SATHOAN : Quand la pêche artisanale entre dans l’ère des données
- 25 juillet 2025
- Category: Actualités
Dans le paysage complexe et fragile de la pêche méditerranéenne, certaines organisations se trouvent au carrefour entre nécessité économique, urgence environnementale et résilience sociale.
La SATHOAN, acronyme de Sardine, Thon, Anchois, est l’une de ces forces. Représentant une flotte de pêcheurs artisanaux, elle combine organisation de marché, supervision réglementaire et coopération scientifique pour tracer une nouvelle voie vers une pêche durable.

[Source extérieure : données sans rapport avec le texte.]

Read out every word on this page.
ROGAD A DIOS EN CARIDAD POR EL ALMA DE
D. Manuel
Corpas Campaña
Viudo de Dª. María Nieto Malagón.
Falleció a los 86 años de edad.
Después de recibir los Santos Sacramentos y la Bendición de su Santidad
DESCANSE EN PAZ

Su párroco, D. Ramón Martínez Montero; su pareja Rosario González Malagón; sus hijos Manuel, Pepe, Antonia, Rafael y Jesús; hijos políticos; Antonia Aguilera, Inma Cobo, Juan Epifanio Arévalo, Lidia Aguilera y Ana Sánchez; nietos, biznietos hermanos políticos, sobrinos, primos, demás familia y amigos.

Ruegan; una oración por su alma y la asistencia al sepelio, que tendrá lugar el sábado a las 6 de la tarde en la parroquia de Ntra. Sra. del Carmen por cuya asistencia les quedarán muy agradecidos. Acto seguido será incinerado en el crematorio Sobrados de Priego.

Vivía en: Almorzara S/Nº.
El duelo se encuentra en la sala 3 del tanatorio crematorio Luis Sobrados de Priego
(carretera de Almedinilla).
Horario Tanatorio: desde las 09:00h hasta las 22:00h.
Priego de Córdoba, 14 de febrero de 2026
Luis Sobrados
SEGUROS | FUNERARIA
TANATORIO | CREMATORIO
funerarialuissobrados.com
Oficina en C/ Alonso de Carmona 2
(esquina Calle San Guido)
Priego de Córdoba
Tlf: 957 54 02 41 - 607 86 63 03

Soutenir la petite pêche grâce à l’innovation et à la régulation
Basé dans le sud de la France, la SATHOAN regroupe plus de 110 navires côtiers, exploités principalement par de petits pêcheurs artisanaux.
Longtemps dépendantes des savoirs transmis de génération en génération et de l’intuition, ces flottilles artisanales doivent désormais composer avec une nouvelle réalité : conformité réglementaire, limites environnementales et numérisation des systèmes alimentaires.
Face à un cadre réglementaire plus strict, à la perte de biodiversité et aux exigences des marchés internationaux, le modèle devait évoluer. Sous la direction de Bertrand Wendling, directeur général de la SATHOAN, la coopérative a adopté un rôle hybride : organisateur de marché, régulateur et moteur d’innovation.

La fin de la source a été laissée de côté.